Neste livro, reúno alguns mitos, religião, história, psicologia profunda, casos da minha prática clínica, histórias pessoais de colegas, amigos, familiares, personalidades famosas e eventos globais. Também descrevo minha jornada interior para poder guiar vocês – e a mim – rumo à recordação e ao regresso à riqueza mais íntima do nosso próprio “submundo”.2

1. Aristóteles utilizou o termo “psique” para se referir “à essência da vida”, e outros interpretaram esse conceito como “espírito” ou “alma”. No século XX, surgiu um campo de investigação sobre a psicologia profunda, e um de seus fundadores, C. G. Jung, utilizou o termo “psique” para se referir à totalidade da mente, do espírito e da alma humana: consciência e inconsciente.

O submundo é o lugar do desconhecido – da escuridão, do oculto, dos mortos, dos monstros e demônios, das árvores horríveis e das fissuras que serpenteiam terra adentro. É o lugar onde guardamos as partes descartadas de nós mesmos, dos aspectos de nossa identidade que nossos pais, educadores, a sociedade e nós mesmos consideramos, em algum momento, impróprios e inadequados.

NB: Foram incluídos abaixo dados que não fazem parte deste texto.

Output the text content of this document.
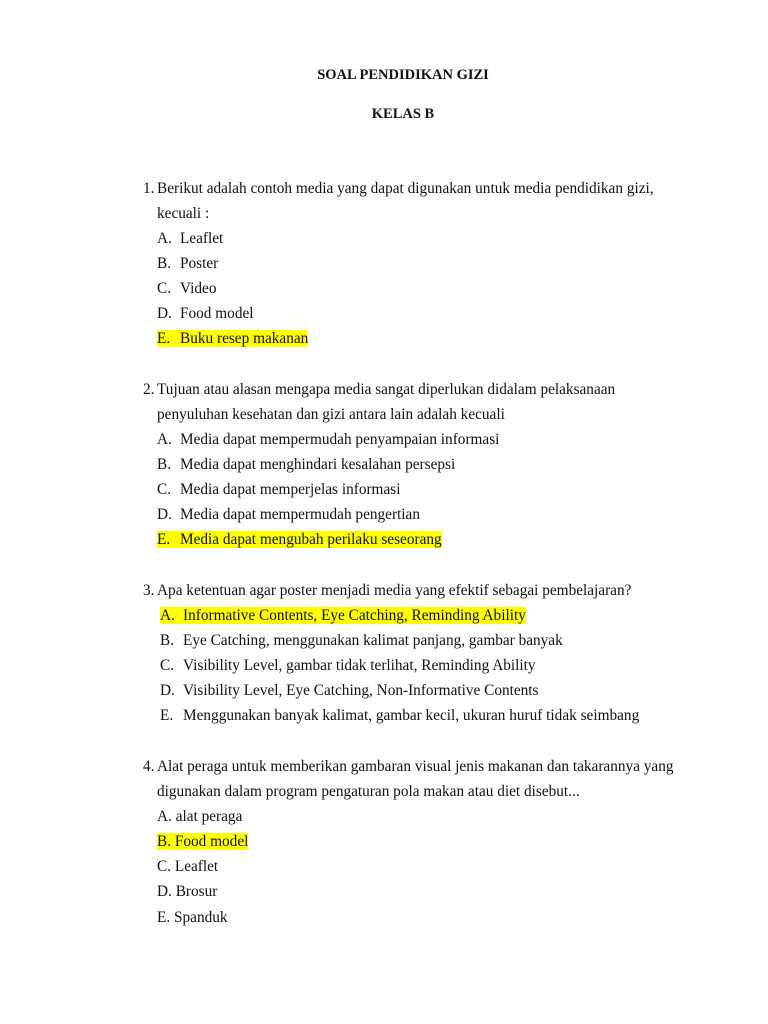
SOAL PENDIDIKAN GIZI
KELAS B
1. Berikut adalah contoh media yang dapat digunakan untuk media pendidikan gizi,
kecuali :
A. Leaflet
B. Poster
C. Video
D. Food model
E. Buku resep makanan
2. Tujuan atau alasan mengapa media sangat diperlukan didalam pelaksanaan
penyuluhan kesehatan dan gizi antara lain adalah kecuali
A. Media dapat mempermudah penyampaian informasi
B. Media dapat menghindari kesalahan persepsi
C. Media dapat memperjelas informasi
D. Media dapat mempermudah pengertian
E. Media dapat mengubah perilaku seseorang
3. Apa ketentuan agar poster menjadi media yang efektif sebagai pembelajaran?
A. Informative Contents, Eye Catching, Reminding Ability
B. Eye Catching, menggunakan kalimat panjang, gambar banyak
C. Visibility Level, gambar tidak terlihat, Reminding Ability
D. Visibility Level, Eye Catching, Non-Informative Contents
E. Menggunakan banyak kalimat, gambar kecil, ukuran huruf tidak seimbang
4. Alat peraga untuk memberikan gambaran visual jenis makanan dan takarannya yang
digunakan dalam program pengaturan pola makan atau diet disebut...
A. alat peraga
B. Food model
C. Leaflet
D. Brosur
E. Spanduk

Não há limiar mais desafiador a atravessar que aquele entre os mundos diurno e noturno, entre as partes conscientes e inconscientes de nós. Há séculos os seres humanos transmitem histórias do submundo – assim como seu objetivo e o modo de chegar lá. Seja viajando para as cavernas sob a terra ou para as profundezas de nossa alma, a jornada ao submundo é uma experiência de luto, sacrifício, experiências indesejadas e difíceis, perigo, desavenças passadas, incerteza e, até mesmo, da dissolução de quem fomos outrora.

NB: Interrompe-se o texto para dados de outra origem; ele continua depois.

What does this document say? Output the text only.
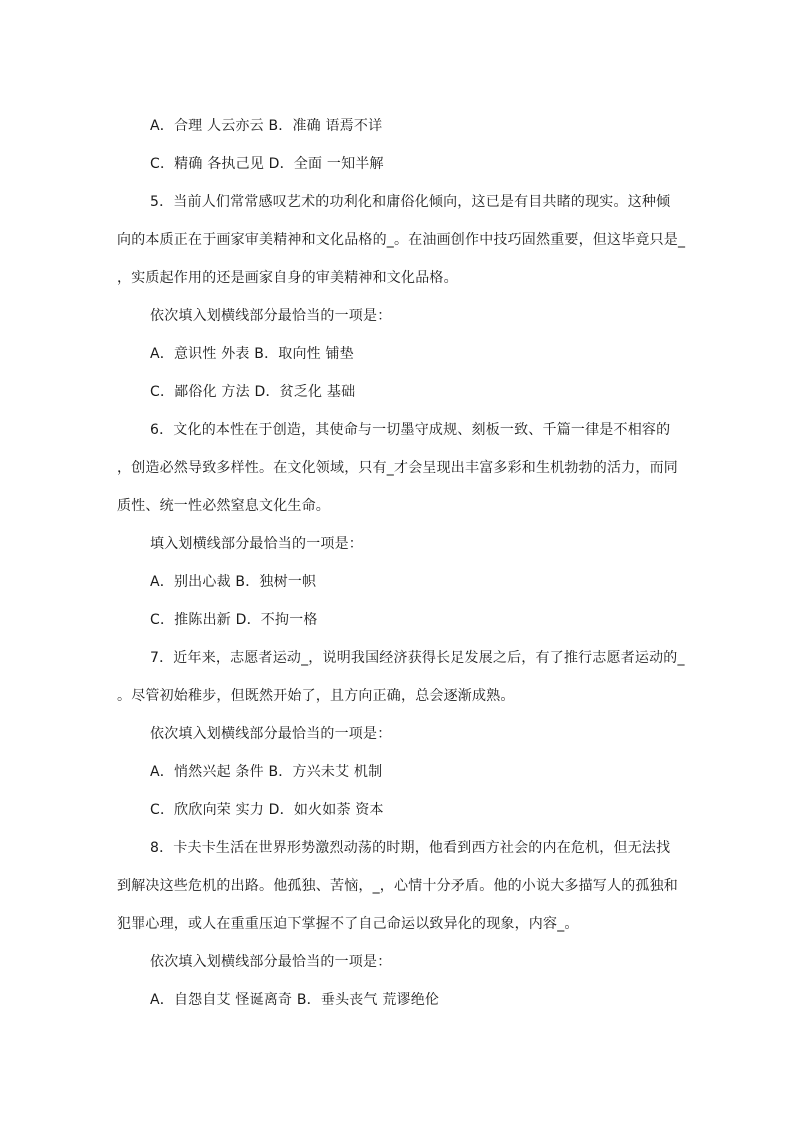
A．合理 人云亦云 B．准确 语焉不详
C．精确 各执己见 D．全面 一知半解
5．当前人们常常感叹艺术的功利化和庸俗化倾向，这已是有目共睹的现实。这种倾
向的本质正在于画家审美精神和文化品格的_。在油画创作中技巧固然重要，但这毕竟只是_
，实质起作用的还是画家自身的审美精神和文化品格。
依次填入划横线部分最恰当的一项是：
A．意识性 外表 B．取向性 铺垫
C．鄙俗化 方法 D．贫乏化 基础
6．文化的本性在于创造，其使命与一切墨守成规、刻板一致、千篇一律是不相容的
，创造必然导致多样性。在文化领域，只有_才会呈现出丰富多彩和生机勃勃的活力，而同
质性、统一性必然窒息文化生命。
填入划横线部分最恰当的一项是：
A．别出心裁 B．独树一帜
C．推陈出新 D．不拘一格
7．近年来，志愿者运动_，说明我国经济获得长足发展之后，有了推行志愿者运动的_
。尽管初始稚步，但既然开始了，且方向正确，总会逐渐成熟。
依次填入划横线部分最恰当的一项是：
A．悄然兴起 条件 B．方兴未艾 机制
C．欣欣向荣 实力 D．如火如荼 资本
8．卡夫卡生活在世界形势激烈动荡的时期，他看到西方社会的内在危机，但无法找
到解决这些危机的出路。他孤独、苦恼，_，心情十分矛盾。他的小说大多描写人的孤独和
犯罪心理，或人在重重压迫下掌握不了自己命运以致异化的现象，内容_。
依次填入划横线部分最恰当的一项是：
A．自怨自艾 怪诞离奇 B．垂头丧气 荒谬绝伦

A escuridão é o lugar aonde vamos para resgatar tesouros esquecidos, e, para chegar lá, é possível que tenhamos de atravessar rios insondavelmente profundos, combater forças hostis e enfrentar os julgamentos dos deuses. Na escuridão, contemplamos coisas que desejamos nunca ter visto, horrores e desafios dos quais jamais esqueceremos. Talvez nossa voz se transforme em gritos, nosso peito aperte, nosso sangue congele, nossos passos vacilem. Trata-se de um lugar onde as luzes se apagam e o mundo para. Quando nos encontramos nas profundezas submersas da mente humana, pode até ser difícil se lembrar da superfície.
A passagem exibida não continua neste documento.